I have two large real-symmetric matrices $A,B\in \mathbb{R}^{N\times N}$, which obey $A \cdot B = 0 = B \cdot A$, meaning that they both commute (and thus share eigenvectors) and anticommute.
I am looking for a simple criterion for checking whether the null spaces of $A$ and $B$ have a non-trivial overlap. Specifically, I would like to prove that the null spaces of my choice of $A$ and $B$ are orthogonal.
For brevity, I speak of "zero eigenvectors" (meaning: elements of the null space) and of "non-zero eigenvectors" (meaning: eigenvectors orthogonal to the null space).

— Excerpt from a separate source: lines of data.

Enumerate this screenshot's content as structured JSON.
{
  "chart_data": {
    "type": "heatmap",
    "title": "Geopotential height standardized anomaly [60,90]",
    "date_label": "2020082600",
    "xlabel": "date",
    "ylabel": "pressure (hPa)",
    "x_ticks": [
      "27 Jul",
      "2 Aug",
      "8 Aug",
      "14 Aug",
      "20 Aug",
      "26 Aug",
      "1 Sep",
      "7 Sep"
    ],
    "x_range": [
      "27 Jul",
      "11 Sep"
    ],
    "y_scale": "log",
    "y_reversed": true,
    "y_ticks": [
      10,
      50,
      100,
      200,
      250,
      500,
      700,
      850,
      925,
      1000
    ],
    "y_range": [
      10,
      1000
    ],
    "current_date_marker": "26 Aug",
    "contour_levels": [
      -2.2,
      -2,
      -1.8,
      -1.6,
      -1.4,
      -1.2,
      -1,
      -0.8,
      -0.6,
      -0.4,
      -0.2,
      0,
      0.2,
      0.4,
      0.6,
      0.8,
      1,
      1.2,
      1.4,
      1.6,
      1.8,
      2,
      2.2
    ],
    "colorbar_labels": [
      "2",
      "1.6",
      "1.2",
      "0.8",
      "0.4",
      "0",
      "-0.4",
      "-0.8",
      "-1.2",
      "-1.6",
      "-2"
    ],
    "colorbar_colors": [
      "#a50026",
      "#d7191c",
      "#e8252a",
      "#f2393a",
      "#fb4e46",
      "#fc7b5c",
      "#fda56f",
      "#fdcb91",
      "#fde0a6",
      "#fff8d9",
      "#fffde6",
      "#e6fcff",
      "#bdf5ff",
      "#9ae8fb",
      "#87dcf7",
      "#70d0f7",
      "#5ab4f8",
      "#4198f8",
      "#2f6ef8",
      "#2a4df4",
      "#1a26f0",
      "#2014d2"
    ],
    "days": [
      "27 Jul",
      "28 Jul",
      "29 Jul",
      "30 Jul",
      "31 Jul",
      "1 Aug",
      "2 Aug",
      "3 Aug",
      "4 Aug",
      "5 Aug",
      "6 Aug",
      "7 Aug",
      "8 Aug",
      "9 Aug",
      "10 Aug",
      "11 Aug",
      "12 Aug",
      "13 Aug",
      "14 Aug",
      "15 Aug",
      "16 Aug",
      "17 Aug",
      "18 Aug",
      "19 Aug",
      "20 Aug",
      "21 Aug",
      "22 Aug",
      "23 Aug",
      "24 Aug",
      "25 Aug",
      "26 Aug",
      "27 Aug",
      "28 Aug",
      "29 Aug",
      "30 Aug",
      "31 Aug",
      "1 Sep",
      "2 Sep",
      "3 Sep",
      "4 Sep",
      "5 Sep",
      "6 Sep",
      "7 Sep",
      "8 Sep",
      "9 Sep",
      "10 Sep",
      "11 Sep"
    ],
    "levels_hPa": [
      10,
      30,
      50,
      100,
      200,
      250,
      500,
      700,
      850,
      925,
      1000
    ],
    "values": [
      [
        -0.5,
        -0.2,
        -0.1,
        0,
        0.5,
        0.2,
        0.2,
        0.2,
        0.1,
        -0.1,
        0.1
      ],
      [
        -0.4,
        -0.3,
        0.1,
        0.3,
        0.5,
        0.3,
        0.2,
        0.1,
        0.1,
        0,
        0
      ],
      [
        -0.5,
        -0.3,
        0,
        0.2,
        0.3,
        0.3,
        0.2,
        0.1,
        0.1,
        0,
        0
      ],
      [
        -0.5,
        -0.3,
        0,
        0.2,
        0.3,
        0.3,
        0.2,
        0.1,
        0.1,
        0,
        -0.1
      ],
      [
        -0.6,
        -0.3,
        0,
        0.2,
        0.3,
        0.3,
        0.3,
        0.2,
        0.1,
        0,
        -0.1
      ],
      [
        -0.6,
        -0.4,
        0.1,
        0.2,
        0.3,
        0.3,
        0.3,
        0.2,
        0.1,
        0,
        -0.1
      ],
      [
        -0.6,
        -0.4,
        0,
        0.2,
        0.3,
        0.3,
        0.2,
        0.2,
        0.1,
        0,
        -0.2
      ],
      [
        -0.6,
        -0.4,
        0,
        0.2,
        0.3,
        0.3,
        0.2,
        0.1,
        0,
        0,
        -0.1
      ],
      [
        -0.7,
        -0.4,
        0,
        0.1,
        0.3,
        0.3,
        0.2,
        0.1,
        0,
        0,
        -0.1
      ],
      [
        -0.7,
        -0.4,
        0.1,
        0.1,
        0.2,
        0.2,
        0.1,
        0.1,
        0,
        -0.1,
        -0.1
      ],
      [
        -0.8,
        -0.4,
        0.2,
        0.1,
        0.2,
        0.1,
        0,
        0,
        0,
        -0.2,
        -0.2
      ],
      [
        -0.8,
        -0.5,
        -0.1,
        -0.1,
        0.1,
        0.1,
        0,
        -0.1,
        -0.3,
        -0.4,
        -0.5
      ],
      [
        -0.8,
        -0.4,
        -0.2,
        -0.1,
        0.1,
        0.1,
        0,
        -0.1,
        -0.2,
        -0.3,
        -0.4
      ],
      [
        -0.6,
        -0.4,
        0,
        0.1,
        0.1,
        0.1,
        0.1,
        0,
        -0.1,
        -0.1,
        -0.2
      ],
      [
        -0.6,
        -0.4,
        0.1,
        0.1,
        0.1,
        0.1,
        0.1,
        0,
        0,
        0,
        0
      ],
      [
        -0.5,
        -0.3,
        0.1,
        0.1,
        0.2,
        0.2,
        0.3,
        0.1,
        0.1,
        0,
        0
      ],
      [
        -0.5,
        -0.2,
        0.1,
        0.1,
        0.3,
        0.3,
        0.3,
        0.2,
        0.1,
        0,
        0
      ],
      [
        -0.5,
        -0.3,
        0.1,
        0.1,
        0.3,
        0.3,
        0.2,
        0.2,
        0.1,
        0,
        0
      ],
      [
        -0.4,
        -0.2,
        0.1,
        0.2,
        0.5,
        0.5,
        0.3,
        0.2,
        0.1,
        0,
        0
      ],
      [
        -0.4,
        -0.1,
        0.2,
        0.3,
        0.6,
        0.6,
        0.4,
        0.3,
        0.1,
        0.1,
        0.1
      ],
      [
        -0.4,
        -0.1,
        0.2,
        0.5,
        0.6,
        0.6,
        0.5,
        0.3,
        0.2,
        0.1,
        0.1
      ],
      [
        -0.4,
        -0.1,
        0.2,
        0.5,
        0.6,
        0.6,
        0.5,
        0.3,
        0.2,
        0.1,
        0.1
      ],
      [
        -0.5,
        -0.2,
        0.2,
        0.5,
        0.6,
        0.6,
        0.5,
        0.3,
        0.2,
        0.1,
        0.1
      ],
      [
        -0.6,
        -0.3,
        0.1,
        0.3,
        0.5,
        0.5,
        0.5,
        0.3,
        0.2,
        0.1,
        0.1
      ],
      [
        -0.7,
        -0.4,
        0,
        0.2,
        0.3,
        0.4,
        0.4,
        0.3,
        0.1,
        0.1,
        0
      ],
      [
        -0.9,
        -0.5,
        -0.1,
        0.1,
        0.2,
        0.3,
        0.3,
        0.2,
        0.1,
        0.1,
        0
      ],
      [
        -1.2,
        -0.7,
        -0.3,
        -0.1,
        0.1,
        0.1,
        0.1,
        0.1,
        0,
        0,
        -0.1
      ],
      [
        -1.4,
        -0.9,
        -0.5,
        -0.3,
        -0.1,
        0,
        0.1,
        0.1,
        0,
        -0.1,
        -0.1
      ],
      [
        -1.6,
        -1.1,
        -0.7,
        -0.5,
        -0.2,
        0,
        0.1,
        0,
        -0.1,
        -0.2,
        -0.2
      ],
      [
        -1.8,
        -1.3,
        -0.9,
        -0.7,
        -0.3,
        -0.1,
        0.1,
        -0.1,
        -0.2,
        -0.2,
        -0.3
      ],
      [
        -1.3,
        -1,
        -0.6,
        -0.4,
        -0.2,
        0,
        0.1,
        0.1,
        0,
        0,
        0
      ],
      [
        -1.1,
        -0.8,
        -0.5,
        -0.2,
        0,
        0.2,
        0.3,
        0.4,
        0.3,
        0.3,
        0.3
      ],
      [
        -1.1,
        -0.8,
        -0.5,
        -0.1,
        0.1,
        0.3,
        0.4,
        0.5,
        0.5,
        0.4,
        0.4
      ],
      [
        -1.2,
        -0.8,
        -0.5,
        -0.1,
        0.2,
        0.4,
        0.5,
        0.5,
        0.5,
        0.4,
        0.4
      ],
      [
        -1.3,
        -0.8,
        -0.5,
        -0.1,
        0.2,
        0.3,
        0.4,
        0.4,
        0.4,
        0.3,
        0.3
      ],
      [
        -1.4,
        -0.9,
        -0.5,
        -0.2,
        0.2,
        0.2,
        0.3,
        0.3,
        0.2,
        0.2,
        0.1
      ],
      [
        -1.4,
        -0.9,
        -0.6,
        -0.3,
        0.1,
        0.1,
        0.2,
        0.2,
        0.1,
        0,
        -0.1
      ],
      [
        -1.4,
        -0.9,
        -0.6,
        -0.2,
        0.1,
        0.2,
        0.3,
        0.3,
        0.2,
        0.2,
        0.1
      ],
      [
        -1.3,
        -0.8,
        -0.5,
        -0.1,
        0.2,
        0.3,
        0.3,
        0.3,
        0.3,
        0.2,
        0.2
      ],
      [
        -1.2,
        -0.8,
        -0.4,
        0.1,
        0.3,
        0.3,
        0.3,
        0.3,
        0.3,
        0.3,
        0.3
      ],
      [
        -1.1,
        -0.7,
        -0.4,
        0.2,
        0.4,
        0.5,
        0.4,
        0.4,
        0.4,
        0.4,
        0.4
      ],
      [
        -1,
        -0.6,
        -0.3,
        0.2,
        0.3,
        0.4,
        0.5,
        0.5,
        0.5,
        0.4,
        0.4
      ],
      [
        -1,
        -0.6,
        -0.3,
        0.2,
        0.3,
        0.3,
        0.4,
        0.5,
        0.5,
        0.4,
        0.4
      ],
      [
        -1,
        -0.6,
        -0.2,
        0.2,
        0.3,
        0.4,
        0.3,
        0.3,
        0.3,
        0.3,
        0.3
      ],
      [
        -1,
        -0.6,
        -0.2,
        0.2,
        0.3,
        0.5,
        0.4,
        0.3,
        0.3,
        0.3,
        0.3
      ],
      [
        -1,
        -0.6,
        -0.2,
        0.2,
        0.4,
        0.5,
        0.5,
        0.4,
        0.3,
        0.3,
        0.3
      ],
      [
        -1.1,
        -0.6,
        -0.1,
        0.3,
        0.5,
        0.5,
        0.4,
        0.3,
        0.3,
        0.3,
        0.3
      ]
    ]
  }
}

To that end, I recognize that $A\cdot B = 0$ implies that non-zero eigenvectors of $B$ are among the zero eigenvectors of $A$, and likewise $B \cdot A = 0$ means that non-zero eigenvectors of $A$ are among the zero eigenvectors of $B$. However, this still leaves the option that $A$ and $B$ share a non-trivial zero eigenvectors. (By combining the above, one can also show that the sum of the dimensions of the null spaces of $A$ and of $B$ must be equal or larger than the dimension $N$ of the matrices. Orthogonality of the null spaces should be equivalent to this bound is saturated -- which is a kind of a test, but I am looking for something that avoids the explicit computation of the eigensystem.)
Thus, I am wondering: Is there a simple algebraic test for proving that the null spaces of such matrices are orthogonal?